In terms of new tax policy, Goodwin will also be watching for any changes in UBIT exemptions for nonprofit associations: “There's an exemption under what's called the unrelated business income tax that allows for membership, education, trade shows, and other things that help associations advance their mission to be considered tax-free revenue. We obviously wouldn't want to see that change.”

Workforce Development
Many event-industry associations offer certifications and other opportunities to help early-career professionals advance in the industry, and ECA is pushing for legislation that would make it easier for people to pay for that education. “We think that’s critically important to our ability as an industry to attract and train our next-generation workforce,” said Goodwin.

Two bills working their way through Congress have ECA’s support. The Freedom to Invest in Tomorrow's Workforce Act (S. 722, H.R. 1477) would expand how tax-advantaged 529 savings can be used, allowing funds to cover the cost of career education like licenses and certifications.

The JOBS Act (S. 161, H.R. 793) would change the rules for Pell Grants—federal financial aid that helps low-income undergraduate students pay for college. Currently, the grants can only be used for programs that are 600 clock-hours or longer; the bill would expand that to programs that are between 150 and 599 clock-hours and at least eight weeks in length. “We want to see the Pell Grant program expanded to include high-quality skills education and training,” said Goodwin, pointing to the forklift drivers, rigging experts, carpenters, electrical workers, and others that the industry relies on. “We have shortages of those workers going back to the pandemic.”

Goodwin noted that more than a quarter of the Senate is endorsing the Jobs Act. “We're going to be pushing very aggressively to get this one over the finish line.”

Visas
Another issue on ECA’s radar for 2025 isn’t new: visa backlogs. Going back to late 2021 when travel began to resume after the worst of the pandemic, the wait times for visas to enter the U.S. from non-visa-waiver countries have been extreme. It’s improving, said Goodwin, but there’s more work to do.

“Earlier this year, ECA was successful in getting the State Department $50 million of discretionary funding to deal with visa backlogs, and we've already seen a tremendous impact,” Goodwin said. “Over the last six months, visa wait times in Mexico are down 60 percent. We've also seen wait times really bottom out in places like Brazil and China, which are two big inbound markets for the United States. But some markets are still very much of concern, including India, quite a bit of Southeast Asia, the Middle East, and Latin America.”

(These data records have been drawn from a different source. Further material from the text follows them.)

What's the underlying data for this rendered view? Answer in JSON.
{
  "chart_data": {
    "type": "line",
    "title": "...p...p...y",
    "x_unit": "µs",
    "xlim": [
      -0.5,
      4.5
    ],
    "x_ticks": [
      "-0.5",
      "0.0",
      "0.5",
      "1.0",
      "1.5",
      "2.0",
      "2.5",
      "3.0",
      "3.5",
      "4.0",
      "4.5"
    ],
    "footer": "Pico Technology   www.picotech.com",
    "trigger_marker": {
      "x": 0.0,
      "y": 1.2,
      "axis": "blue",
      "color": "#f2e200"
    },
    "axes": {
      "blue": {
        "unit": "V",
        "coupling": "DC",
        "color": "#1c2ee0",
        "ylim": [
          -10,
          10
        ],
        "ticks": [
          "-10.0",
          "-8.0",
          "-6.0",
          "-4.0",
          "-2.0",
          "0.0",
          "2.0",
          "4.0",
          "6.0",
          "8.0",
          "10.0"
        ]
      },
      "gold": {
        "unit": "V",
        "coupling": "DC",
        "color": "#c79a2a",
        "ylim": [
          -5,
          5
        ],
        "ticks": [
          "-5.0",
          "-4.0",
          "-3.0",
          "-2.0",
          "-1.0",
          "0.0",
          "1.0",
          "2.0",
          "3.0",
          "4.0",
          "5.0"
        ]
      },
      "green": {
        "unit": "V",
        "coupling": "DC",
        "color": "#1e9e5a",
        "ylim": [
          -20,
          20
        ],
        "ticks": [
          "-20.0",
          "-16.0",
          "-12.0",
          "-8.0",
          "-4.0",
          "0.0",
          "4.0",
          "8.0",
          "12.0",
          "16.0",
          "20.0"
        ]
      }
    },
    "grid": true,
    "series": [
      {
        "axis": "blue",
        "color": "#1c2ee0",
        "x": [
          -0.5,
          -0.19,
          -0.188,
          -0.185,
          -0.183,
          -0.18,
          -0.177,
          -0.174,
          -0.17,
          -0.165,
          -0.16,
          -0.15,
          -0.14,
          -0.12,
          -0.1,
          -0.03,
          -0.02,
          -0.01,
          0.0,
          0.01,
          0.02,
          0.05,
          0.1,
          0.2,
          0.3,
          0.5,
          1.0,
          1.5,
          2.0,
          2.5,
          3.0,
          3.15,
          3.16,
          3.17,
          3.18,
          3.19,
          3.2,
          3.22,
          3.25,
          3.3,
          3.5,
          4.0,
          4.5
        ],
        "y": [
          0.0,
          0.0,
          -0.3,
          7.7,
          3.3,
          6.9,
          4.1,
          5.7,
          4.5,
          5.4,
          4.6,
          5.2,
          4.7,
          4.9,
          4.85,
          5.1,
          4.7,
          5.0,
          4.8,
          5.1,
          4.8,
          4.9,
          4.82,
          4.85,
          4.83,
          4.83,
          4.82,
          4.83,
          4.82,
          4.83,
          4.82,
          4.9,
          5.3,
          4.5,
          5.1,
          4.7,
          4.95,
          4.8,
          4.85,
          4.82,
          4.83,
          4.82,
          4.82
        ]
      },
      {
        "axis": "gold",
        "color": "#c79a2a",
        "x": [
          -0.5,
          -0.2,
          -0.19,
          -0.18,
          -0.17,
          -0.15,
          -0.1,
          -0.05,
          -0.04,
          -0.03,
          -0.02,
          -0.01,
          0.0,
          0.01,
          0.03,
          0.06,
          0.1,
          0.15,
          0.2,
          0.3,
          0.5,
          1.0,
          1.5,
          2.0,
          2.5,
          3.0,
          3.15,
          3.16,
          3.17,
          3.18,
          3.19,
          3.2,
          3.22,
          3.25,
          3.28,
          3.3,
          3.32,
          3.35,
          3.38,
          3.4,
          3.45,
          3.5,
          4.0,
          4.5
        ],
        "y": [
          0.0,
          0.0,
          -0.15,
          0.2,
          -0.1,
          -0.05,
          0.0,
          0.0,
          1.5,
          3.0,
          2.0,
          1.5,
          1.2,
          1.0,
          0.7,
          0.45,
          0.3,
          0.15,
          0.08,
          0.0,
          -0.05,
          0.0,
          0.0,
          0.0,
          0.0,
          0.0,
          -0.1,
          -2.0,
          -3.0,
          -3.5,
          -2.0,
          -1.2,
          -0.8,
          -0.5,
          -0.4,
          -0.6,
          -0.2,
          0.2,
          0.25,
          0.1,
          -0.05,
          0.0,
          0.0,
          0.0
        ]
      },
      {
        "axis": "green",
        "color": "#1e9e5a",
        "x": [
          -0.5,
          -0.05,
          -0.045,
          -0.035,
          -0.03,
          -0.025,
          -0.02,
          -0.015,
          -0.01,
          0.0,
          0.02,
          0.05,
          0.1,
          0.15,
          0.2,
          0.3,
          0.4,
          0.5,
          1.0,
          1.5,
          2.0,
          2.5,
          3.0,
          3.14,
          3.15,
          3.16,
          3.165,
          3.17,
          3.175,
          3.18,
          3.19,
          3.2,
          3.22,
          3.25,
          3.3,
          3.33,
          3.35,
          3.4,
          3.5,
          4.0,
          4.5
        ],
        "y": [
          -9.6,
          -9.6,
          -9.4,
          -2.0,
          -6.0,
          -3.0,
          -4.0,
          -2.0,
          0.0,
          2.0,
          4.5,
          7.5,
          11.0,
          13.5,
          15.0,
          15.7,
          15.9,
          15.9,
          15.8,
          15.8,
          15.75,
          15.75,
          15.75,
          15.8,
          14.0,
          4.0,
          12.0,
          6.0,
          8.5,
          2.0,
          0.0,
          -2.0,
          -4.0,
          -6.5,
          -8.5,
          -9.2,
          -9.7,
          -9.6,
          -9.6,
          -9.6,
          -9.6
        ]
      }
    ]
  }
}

In those regions, he said, it can still take hundreds of days to get an interview for a visitor visa that would allow an exhibitor or attendee to come to a show in the U.S. “As a result, those markets have really been off limits to us as an industry,” Goodwin said.

“So, a lot of progress has been made, but we will be keeping an eye to make sure that we continue that progress and don't see any backsliding.”

Trade Policy
ECA will also be closely following the Trump Administration’s trade policy. “If you watched anything during the lead-up to the election, you know that the President-Elect has been very outspoken around his interest in resetting the international trade environment, using both tariffs and non-tariff barriers to ensure that more goods are produced here in the United States,” Goodwin said. “But that also has the detrimental impact of making goods that come in from abroad much more costly.”

With many event-industry materials sourced internationally—for example, promotional materials, high-quality printed materials, audiovisual equipment, and modular display systems—Goodwin sees the cost increases as a potential challenge in the years ahead. However, the issue “isn’t necessarily on ECA’s agenda,” he said, because trade policy isn’t something that gets debated on Capitol Hill.

The President “has a lot of that authority already vested in him, and so it comes down him and his United States trade representative and some of the various other Cabinet Secretaries to determine whether new tariffs will be brought on board.”